Once you've confirmed your sitemap exists and is accurate, submitting it takes a few minutes inside Google Search Console.

  • Go to search.google.com/search-console and select your property
  • In the left-hand menu, click Indexing, then Sitemaps
  • Under "Add a new sitemap", enter the path to your sitemap, usually just sitemap.xml
  • Click Submit
  • You'll see a status update shortly after. A green "Success" message means Google was able to read and process your sitemap. A red "Couldn't fetch" or "Has errors" status means something is wrong, and it's worth investigating immediately rather than assuming it will resolve itself.

    How sitemaps are usually generated

    You rarely need to write a sitemap by hand. Most platforms generate one automatically:

    WordPress - plugins like Yoast SEO or Rank Math automatically generate and update your sitemap whenever you publish or edit content. This is usually reliable, but issues can still creep in after a site restructure, theme change, or plugin conflict.
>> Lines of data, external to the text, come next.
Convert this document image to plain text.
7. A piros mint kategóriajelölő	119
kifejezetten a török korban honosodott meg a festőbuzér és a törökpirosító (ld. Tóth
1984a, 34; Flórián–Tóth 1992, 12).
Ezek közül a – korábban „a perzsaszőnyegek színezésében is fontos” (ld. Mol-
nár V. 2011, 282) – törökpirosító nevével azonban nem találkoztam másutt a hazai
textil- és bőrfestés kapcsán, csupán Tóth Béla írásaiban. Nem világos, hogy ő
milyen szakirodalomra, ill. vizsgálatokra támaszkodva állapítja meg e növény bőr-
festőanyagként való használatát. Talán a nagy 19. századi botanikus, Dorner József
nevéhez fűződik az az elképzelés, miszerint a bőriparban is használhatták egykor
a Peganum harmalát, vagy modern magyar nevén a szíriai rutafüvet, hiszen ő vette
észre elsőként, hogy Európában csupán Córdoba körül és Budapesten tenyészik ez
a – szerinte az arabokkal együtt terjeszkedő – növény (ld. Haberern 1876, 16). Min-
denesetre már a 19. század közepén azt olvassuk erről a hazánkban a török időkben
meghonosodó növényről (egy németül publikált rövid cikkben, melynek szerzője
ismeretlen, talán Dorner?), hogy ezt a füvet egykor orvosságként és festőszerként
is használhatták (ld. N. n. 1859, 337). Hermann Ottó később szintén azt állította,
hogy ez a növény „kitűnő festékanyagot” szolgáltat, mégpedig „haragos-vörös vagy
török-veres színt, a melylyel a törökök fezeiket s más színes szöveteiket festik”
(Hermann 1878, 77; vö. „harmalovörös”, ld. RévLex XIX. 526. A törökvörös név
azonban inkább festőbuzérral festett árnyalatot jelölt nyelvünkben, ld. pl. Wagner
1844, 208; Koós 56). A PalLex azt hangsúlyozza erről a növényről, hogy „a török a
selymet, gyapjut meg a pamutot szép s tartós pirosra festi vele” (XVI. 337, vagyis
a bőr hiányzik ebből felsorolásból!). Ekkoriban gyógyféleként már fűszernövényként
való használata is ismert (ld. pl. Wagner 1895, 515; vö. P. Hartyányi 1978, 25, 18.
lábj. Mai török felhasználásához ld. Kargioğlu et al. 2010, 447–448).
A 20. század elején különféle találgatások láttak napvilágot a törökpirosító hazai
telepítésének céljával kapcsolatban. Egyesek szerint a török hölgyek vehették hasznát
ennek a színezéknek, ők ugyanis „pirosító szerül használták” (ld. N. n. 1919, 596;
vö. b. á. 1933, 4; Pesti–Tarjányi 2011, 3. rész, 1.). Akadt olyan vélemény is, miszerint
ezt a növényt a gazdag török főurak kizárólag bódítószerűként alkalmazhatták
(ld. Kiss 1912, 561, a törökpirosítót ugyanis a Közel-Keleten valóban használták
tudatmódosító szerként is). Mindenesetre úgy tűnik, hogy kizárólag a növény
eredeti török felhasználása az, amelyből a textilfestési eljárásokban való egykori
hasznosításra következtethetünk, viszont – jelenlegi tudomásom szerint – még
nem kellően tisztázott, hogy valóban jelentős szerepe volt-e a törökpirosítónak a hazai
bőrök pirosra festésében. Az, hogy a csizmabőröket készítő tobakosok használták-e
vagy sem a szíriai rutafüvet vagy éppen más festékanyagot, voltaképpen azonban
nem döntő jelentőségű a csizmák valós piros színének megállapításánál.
    Wix - Wix automatically generates a sitemap, typically at the standard sitemap address, listing your published pages. As noted above, the URLs themselves can sometimes cause indexing issues even when the sitemap file is technically correct.

    Custom-built sites (like Next.js) - sitemaps are usually generated programmatically as part of the build process, pulling directly from the site's actual routes. When built correctly, this approach tends to be the most reliable, since the sitemap can never drift out of sync with the real pages, it's generated from the same source of truth.

    A quick checklist

    Run through these five checks on your own website today:

  • Visit your sitemap address directly, does it load without an error?
  • Click through 3-4 of the URLs listed, do they all lead to real, live pages?
  • Check the last-modified dates, are they recent, or years old?
  • Search site:yoursite.co.za on Google, does the number of indexed pages roughly match what's in your sitemap?
  • Confirm your sitemap is submitted in Google Search Console under Indexing → Sitemaps, with a "Success" status
  • If any of these checks fail, it's worth investigating before assuming your content simply "isn't ranking yet", sometimes the content was never given a fair chance to be found in the first place.

    The bottom line

    A sitemap is one of the simplest, most overlooked pieces of technical SEO. It costs nothing to set up correctly and takes only a few minutes to check. But when it's broken, pointing to dead URLs, years out of date, or missing entirely, it can quietly undermine months or years of content work, leaving genuinely good pages invisible to the people searching for exactly what you offer.

    If you've never checked your sitemap before, do it today. It's one of the fastest ways to find out whether Google can actually see your full website, or just the homepage.